The stench of alcohol scavenged her senses even at the distant deserted backyard. It was nauseating for her eight-month pregnant body. She peered inside the house through the broken glass pane. Young souls lay insentient, oblivious towards the line between realism and their delusionary utopia. Some under the influence of hallucinogens, some beleaguered under the vacuity of liquor and some sniffing on fine powders, snuffing out a little life with their every breath. She stared at the packet in her hand. The white powder within glistened with every reedy ray of light suffusing through it. In the pall of the night and amidst its bleakness, her harrowing past transpired before her.

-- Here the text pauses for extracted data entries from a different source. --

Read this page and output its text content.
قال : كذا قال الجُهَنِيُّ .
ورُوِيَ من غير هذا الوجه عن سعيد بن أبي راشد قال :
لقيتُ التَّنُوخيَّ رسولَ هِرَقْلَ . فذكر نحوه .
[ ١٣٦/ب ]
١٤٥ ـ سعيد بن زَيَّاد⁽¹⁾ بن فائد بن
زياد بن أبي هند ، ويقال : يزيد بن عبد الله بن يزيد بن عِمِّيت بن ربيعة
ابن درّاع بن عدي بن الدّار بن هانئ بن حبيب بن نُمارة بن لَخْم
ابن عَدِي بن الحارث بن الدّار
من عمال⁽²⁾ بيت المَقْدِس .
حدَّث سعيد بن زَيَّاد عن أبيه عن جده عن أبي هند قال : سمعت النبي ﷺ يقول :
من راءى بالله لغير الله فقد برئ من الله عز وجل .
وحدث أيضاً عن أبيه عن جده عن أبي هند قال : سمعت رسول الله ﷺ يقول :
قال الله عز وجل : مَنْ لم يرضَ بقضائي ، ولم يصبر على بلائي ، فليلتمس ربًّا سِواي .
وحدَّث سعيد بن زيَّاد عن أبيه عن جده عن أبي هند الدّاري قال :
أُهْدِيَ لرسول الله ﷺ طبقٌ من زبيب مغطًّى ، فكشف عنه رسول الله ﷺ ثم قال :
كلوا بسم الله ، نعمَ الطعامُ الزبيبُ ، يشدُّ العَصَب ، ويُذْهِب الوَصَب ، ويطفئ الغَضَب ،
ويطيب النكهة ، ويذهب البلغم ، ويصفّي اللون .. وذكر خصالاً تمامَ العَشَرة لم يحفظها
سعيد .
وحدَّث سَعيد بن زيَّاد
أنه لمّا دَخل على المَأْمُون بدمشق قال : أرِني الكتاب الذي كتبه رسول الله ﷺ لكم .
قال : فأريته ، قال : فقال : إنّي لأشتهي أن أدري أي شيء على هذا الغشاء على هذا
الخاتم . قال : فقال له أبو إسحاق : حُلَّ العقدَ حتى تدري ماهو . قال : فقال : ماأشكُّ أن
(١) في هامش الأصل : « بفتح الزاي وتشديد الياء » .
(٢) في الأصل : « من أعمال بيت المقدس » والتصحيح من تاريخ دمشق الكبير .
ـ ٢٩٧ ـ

Her memories stumbled upon the dawn when her husband arrived at their doorstep, bathed in blood and with three bullets lodged in his chest. Her love for him was ardent, though she loathed his work. There were nights when she importuned him for doing something decent. But his piqued male machismo always eulogized the laidback luxury of a gangster. He was content with his guise as a drug peddler and fed her with abundance. But two months ago, life took a turn for the worse. He was killed in a gangland war and adversity gradually ambushed her life. The first month was tackled through her meagre savings and then penury struck really hard. Heavy with a child, she was not suitable for any laborious job and earning gracious bread was proving hard to come by.
A sudden sharp whistle in that sublime silence startled her and jolted her out of her trance. She looked around and found the man for whom she had come by. In the past one month, though she dithered between the right and the wrong, the dearth of cash, her ravenous stomach and the agonizing plea of a budding life inside, coerced her to wear the shoes she always reviled. She often cursed her husband as the dealer of death. But today, the irony of life brought her here for her maiden drug deal. She stood at the brink of guilt, fully aware of the powdery evil she was holding. A drop of tear rolled down her cheeks. However, as she handed over the packet in exchange for some greenbacks, her sanity did not ponder for the lives she would be destroying. It was only the motherly instinct within her, which cogitated for the lone soul she was responsible for.